I'd like to refactor some old C code of mine, and I was curious if I can replace all ptr++ with ptr += 1 where ptris some pointer, without changing any behavior. Here's an example of what I mean, from K&R Section 5.3:

/* strlen: return length of string s*/
int strlen(char *s)
{
    int n;
    for (n = 0; *s != '\0'; s++)
        n++;
    return n;
}

When I replace the s++ with s += 1, I get the same results, but I'm wondering if this will be the case for all types. I also did a test for ints:

int size = 10;
int *int_array = (int*)calloc(size, sizeof(int));
for (int i = 0; i < size; i++)
    int_array[i] = i;

for (int i = 0; i < size; i++) {
    printf("*int_array = %d\n", i, *int_array);
    int_array++;
}

If I replace the line int_array++; with int_array += 1;, I get the same result.

After thinking about this some more, I realize there could be a problem if the value is used in an expression. Would it be safer I just moved the increment onto another line like so:

int a = 5;
int b = a++;

would become:

int a = 5;
int b = a;
a += 1;

Conclusion

What I thought could be a problem, incrementing pointers of different types, is not a problem. See @bdonlan's response for the reason why.

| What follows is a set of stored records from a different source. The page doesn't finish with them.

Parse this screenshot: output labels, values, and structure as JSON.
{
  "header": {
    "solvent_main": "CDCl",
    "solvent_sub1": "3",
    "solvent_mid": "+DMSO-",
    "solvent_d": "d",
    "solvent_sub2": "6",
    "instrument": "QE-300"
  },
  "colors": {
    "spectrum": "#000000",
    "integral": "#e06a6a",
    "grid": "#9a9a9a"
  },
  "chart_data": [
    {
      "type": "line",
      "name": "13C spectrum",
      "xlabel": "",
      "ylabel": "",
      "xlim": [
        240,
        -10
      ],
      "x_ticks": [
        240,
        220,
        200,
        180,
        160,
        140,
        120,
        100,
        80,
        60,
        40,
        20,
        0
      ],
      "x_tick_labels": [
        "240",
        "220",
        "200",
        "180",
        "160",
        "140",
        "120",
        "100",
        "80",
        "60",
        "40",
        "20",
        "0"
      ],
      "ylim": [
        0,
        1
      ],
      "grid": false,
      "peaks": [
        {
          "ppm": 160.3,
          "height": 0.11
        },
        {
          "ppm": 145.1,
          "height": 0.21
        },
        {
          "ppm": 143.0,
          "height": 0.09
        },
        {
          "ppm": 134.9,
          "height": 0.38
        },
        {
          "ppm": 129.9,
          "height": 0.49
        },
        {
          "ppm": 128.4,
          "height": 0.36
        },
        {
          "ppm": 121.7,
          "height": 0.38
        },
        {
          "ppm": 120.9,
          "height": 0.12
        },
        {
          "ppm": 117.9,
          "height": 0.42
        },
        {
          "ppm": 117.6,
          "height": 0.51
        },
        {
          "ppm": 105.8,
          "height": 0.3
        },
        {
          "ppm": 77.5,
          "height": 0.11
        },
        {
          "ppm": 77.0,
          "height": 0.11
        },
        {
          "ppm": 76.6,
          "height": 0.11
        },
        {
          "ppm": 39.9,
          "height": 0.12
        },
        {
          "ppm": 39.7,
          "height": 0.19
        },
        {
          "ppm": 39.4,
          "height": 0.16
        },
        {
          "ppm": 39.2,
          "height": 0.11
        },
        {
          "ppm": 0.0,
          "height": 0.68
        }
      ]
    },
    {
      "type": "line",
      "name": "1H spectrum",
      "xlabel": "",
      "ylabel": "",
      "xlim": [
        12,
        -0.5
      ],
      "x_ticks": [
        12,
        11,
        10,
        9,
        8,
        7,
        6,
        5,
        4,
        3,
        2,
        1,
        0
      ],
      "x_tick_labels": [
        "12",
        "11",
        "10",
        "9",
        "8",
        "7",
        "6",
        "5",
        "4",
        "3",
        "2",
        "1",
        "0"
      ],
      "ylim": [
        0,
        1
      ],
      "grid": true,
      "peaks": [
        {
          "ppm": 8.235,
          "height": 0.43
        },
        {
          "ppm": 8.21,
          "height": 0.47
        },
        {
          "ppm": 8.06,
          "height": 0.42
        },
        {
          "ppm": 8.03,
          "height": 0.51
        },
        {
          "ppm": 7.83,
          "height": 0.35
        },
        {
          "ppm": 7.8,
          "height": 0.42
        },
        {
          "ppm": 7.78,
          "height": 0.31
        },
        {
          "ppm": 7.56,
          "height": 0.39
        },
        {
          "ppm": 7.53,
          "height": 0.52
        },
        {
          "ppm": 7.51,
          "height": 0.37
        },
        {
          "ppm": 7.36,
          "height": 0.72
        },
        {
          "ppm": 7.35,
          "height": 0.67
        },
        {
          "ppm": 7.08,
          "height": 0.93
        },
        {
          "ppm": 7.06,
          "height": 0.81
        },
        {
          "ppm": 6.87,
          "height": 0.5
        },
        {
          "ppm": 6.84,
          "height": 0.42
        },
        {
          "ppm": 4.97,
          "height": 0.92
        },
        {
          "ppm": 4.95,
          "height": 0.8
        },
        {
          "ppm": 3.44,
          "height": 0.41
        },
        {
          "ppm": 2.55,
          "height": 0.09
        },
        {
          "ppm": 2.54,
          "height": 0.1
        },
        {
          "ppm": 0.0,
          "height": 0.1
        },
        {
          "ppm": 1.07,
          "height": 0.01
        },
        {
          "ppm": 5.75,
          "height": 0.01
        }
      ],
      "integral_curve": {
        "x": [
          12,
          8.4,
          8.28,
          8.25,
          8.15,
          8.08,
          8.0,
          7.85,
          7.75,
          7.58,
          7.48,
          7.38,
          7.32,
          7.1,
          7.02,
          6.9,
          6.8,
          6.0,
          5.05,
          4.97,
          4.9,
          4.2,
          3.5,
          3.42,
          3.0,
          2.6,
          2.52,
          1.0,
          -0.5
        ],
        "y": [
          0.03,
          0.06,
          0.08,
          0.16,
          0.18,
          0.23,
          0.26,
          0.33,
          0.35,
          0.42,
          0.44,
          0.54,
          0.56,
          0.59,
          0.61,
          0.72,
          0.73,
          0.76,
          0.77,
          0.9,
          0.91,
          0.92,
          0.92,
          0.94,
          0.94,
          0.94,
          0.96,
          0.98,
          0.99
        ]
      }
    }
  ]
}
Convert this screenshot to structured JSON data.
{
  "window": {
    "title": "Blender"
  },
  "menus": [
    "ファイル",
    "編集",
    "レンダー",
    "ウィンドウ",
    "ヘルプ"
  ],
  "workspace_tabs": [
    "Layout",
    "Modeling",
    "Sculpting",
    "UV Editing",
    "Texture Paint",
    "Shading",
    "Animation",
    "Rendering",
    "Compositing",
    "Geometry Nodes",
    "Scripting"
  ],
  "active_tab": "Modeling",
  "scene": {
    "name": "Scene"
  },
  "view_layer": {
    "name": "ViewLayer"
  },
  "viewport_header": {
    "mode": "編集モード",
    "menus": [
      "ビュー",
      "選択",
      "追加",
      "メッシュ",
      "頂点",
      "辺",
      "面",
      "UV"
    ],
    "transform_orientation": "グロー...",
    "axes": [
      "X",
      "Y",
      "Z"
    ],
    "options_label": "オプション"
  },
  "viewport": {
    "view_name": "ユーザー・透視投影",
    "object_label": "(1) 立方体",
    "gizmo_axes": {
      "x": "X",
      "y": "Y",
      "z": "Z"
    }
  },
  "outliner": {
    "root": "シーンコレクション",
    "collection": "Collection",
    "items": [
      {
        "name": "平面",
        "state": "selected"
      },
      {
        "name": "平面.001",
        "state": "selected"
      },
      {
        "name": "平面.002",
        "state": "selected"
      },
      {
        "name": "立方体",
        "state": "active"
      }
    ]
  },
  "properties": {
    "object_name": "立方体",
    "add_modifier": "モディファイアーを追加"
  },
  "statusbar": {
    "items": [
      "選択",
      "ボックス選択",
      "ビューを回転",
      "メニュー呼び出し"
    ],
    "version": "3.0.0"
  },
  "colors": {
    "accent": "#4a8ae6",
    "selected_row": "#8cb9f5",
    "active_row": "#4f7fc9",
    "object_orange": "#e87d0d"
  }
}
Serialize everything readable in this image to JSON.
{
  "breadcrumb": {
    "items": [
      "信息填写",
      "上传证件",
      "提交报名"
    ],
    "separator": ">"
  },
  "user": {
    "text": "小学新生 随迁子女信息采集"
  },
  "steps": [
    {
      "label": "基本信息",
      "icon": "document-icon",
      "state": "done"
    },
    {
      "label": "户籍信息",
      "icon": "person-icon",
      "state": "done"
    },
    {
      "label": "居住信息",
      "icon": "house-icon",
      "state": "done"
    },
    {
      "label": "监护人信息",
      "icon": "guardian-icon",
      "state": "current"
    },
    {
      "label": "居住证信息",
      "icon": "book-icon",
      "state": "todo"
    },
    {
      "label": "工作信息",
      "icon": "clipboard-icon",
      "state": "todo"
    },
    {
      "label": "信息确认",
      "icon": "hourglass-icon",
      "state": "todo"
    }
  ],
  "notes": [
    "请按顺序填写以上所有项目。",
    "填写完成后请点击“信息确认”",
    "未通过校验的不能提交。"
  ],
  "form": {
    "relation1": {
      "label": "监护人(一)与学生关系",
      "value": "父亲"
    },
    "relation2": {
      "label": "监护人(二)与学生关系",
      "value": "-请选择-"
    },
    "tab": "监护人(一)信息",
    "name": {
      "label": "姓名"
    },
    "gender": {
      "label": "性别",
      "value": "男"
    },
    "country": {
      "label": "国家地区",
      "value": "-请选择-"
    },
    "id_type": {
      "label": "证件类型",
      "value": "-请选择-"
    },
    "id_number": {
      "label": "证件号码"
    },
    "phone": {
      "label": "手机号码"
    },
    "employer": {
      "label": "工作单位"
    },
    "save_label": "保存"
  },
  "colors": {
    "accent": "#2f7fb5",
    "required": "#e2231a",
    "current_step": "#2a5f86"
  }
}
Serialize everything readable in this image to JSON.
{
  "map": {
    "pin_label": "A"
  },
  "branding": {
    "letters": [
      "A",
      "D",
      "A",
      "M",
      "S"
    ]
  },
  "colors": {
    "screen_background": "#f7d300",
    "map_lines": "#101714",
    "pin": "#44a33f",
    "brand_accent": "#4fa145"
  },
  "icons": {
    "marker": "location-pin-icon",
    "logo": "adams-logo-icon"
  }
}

This doesn't mean that you can replace all x++ with x += 1 and expect the same behavior. You can, however, replace ++x with (x += 1) safely, since they are equivalent.

Answer 1

a += 1 is equivalent to ++a (C99 §6.5.3.1/2). In a line like int b = a++; this means it is not equivalent to a++; a++ would return the old value of a, while a += 1 returns the new value.

Note that if you don't use the result of a++ (ie, you have a statement containing just a++;), then they are effectively identical.

Also, note that _all pointer arithmetic is done in increments of the pointed-to type's size (§6.5.6/8). This means that:

ptr = ptr + x;

is equivalent to:

ptr = (ptr_type *)( (char *)ptr + x * sizeof(*ptr) );

This is the same whether you use +, ++, +=, or [] (p[x] is exactly equivalent to *(p + x); you can even do things like 4["Hello"] because of this).